Thanks for all the assistance! Going to poke around the Forum, and read topics about my model that's for sure. Now that I know what I have ha.


----------



## Matt-Ariens (Jan 23, 2019)

Tlshawks,

Had to run home for lunch. Found the ID tag and you are correct HS50-67008. Think I'm going to order the Amazon part (prime member), Appreciate the help!

Thanks,
Matt


----------



## Matt-Ariens (Jan 23, 2019)

Not sure why I liked this red one. Hopefully it works! Should be here this weekend.

https://www.amazon.com/MOTOKU-Tecumseh-Rototiller-Minibike-Replaces/dp/B07DZVYT4X/ref=sr_1_1?ie=UTF8&qid=1548358040&sr=8-1&keywords=590473+recoil


----------



## tlshawks (Feb 9, 2018)

You're very welcome. I hope it works out for you. I'm assuming it matches exactly what yours looks like. It's weird, how a search for an HS50 brings up two different looking rope starters. There must be two different versions of the engine. I even used the 67008 in my search. Weird.

Sorry about that  Should have known, that era engines, never seen the type of rope starters without the 4 mounting tabs external of the circular housing.

FYI I bought what appears to be this exact rope starter you ordered for my H70 earlier this spring, just not from your link. Works fine. It was even red.


----------



## Matt-Ariens (Jan 23, 2019)

tlshawks said:


> You're very welcome. I hope it works out for you. I'm assuming it matches exactly what yours looks like. It's weird, how a search for an HS50 brings up two different looking rope starters. There must be two different versions of the engine. I even used the 67008 in my search. Weird.
> 
> Sorry about that  Should have known, that era engines, never seen the type of rope starters without the 4 mounting tabs external of the circular housing.
> 
> FYI I bought what appears to be this exact rope starter you ordered for my H70 earlier this spring, just not from your link. Works fine. It was even red.


No worries at all! It appears to be an exact match when looking at the bolt patterns. Instead of that spring loaded dog piece I see a little notch that hopefully does the trick. May work better than the original if everything lines up. I will definitely reply back on how everything goes. Thanks again!


----------



## tlshawks (Feb 9, 2018)

It's got from the looks of it two dogs on it. Mine only had 1. Still works though.


----------



## Matt-Ariens (Jan 23, 2019)

tlshawks said:


> It's got from the looks of it two dogs on it. Mine only had 1. Still works though.
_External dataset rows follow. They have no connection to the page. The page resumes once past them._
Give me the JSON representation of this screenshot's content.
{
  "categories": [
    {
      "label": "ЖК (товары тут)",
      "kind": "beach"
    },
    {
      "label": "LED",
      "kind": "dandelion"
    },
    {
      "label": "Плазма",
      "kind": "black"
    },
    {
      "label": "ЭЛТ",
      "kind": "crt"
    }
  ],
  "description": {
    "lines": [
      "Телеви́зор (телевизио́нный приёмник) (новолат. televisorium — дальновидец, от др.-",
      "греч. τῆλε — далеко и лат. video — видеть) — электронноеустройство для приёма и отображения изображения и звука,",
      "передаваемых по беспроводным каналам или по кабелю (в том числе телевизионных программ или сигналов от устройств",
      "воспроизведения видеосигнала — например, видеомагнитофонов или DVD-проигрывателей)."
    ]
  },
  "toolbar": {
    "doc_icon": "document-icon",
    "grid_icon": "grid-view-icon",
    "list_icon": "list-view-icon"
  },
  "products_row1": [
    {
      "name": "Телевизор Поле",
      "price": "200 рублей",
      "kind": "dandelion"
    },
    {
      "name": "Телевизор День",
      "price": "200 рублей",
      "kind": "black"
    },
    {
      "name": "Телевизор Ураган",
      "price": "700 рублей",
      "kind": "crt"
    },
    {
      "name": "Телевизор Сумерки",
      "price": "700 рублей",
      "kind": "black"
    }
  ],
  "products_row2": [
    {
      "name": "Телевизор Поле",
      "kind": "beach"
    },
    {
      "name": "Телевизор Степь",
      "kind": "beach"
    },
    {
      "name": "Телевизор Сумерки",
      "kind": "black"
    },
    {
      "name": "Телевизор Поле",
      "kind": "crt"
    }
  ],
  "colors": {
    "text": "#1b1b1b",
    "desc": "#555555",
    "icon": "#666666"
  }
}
Good to know. I will follow up with how the install goes. Hopefully I'll have the part in hand tomorrow.


----------



## Matt-Ariens (Jan 23, 2019)

Received the part today and it fits great. Looks to be good quality, and definitely works good. Thanks again for all the help everyone!


----------



## tlshawks (Feb 9, 2018)

Awesome, Matt! Congrats!


----------